The Wanderground
Sally Miller Gearhart
Persephone Press, 1980
196 pages
It is an unknown point in the future of the United States. The country has continued to promote rape culture, with society growing into a more and more male-dominated, woman-controlling world. It gets worse and worse, to the point that “cunt hunts” (page 160) become a pastime for some men, who go out into the country to chase and rape any women fleeing from the cities. Women live in submission, or terror, until one day, the Earth herself has had one too many rapes. In a moment’s notice, nothing man-made functions outside of the cities. Machinery and tools of every kind suddenly fail in the act.
Finally, there is some circle of peace for the women who have fled, the hill women. Forming separatist communities on the idea that it is not in man’s nature not to rape, and it is not in woman’s nature to be raped (page 25), they live in peace with nature and other women, in Wanderground, far from the old civilization. In this communion, they find their own psychic/spiritual power they can use to communicate with each other and their animals, which they call mindstretch, which is done with their soft-selves (as opposed to oral communication with one’s hard-self). This exchange of information allows them to share present thoughts and ideas more clearly and immediately, even over long distances. It also allows them to share memories without speaking, as if the receiver were there herself.
This power is a crucial part of what makes the Wanderground women’s lives possible. Communicating via mindstretch is the most genuine form of interaction, as it allows women to share so much more than just hard-self words convey. The women also depend on the distance communication mindstretching provides, in order to communicate with women in other communities of women, and to the women who live underground in the cities and on the borders, keeping watch. Besides current communication, it is soft-selves that are used for the conveyance of memories, both individual and collective that form the history of the hill women.
All of this knowledge gets imparted bit by bit through the stories of The Wanderground. What is not a book began as individual short stories, published in fanzines and magazines before they came together (at the encouragement of everyone’s favorite ray of sunshine, Joanna Russ, who Gearhart totally fangirled over) in a book. The narrative style of The Wanderground reflects this piecemeal history. All of the stories fit together loosely, all somehow adding to the story of The Wanderground.

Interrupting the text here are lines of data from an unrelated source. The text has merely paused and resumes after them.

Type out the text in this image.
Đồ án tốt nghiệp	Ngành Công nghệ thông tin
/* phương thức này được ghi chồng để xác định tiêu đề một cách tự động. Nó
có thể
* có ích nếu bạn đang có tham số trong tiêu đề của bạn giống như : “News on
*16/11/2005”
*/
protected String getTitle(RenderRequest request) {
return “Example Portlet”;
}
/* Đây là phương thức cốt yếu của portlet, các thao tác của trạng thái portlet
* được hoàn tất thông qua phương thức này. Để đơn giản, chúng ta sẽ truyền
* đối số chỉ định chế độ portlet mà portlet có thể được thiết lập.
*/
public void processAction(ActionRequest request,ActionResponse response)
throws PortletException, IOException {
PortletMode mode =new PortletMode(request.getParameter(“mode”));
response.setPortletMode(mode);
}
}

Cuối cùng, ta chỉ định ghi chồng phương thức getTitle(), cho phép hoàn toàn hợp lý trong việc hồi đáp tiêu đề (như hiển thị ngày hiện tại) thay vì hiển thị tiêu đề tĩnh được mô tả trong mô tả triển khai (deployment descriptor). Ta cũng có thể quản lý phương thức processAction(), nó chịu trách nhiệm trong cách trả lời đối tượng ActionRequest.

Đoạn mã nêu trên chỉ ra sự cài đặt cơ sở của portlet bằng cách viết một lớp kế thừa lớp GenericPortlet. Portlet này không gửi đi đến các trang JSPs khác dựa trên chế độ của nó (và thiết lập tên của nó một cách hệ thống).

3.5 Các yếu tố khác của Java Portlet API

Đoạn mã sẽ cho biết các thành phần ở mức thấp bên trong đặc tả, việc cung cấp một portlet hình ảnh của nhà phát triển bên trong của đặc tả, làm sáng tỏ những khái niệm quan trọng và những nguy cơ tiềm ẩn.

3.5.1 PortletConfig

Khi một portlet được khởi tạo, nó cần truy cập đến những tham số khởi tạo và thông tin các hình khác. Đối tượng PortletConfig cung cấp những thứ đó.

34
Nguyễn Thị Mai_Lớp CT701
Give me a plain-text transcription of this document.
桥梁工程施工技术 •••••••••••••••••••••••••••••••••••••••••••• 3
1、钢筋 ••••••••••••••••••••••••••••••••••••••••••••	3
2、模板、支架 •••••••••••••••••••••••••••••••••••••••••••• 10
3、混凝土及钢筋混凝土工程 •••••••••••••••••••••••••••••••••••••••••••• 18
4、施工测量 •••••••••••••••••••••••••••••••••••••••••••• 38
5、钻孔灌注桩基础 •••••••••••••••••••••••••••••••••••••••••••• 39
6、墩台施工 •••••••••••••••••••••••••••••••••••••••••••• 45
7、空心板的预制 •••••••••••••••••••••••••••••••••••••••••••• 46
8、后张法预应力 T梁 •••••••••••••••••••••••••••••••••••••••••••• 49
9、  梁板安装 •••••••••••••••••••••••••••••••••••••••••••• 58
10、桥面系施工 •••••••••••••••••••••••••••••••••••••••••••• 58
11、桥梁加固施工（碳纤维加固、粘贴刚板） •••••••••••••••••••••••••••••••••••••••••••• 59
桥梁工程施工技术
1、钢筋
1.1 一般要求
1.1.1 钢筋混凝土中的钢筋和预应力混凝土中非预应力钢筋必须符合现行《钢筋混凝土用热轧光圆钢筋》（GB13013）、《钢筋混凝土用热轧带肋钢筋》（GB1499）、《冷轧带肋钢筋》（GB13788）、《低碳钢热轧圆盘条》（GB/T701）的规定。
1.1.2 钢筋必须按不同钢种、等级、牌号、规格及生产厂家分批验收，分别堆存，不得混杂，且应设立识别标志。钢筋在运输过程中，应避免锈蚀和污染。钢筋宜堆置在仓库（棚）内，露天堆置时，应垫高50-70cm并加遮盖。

The continuing narrative, that makes some appearance in all, or almost all of the stories, is caused by some kind of shift in the cosmic balance between the hill women and the cities. Rumors are whispered, things are getting worse. In a beautiful, gripping opening set of stories, an armed woman dressed in battle armor appears at the edge of the hill women’s territory, and the woman on watch, completely unarmed, convinces her to drop her arms, and let her armor be removed. She is unable to speak, and rattled to the point of losing part of her mind. Her truth is that she was raped, and then set loose like that, a truth she is only able to communicate via her soft-self, as her words still no longer work.
As the stories build on each other, subtle remarks are made about how things are getting worse, the cities are becoming even more controlling, it is more dangerous for the women underground, men are appearing outside of the cities, even to the point of rapes occurring in the borderlands. Something is changing.
The tension finally comes to the foreground when the gentles, (gay men, who have the greatest respect for all women, especially the hill women) request a meeting with the hill women. The message is smuggled out of the city, and a great discussion begins. Even though the gentles are considered to be allies of the hill women, they are still men, and this mixed status of ally and enemy causes a great debate. I won’t spoil how it turns out, but I assure you the process of getting to that point is something I marveled at.
After several stories in a row really focusing on the tension building in the book, the ending came as a surprise. It was completely removed from the semi-plot that Gearhart had been focusing on for most of the book, and instead was a death narrative. For anyone who has lost anyone important to them, I recommend reading these two, final chapters, “Voki at the Welling Place” and “The Telling of the Days of Artilidea” (with some tissues). They were touching, and beautiful, and an unexpected but welcome conclusion to the book.
Reading this book in the context of the books that we have been reading, that are either unintentionally constrained by the male-centric world of science fiction, or intentionally ‘passing’ as part of that genre, this book is a total departure from that idea. After doing research in Gearhart’s papers, I saw in this book the literary embodiment of what she hoped for in her theorization of lesbian separatism, from the intentionally inclusive communities of women to the treatment of gay men as allies but still essentially different than women.
The Wanderground isn’t a book I’d recommend for new readers of any kind of feminist literature, but I loved it. I think it transcends the boundaries of science fiction, and could be seen as utopian fiction, or even potentially as fantasy. (The concept of mindstretch reminded me mightily of a concept Tamora Pierce brings up in her Emelan books, with the main difference that Gearhart considers it a natural part of women’s communication rather than magic.) By virtue of being what it is, The Wanderground takes a feminist mind to enjoy, but for the feminist reader, it is an imagination-stretch and a joy to read.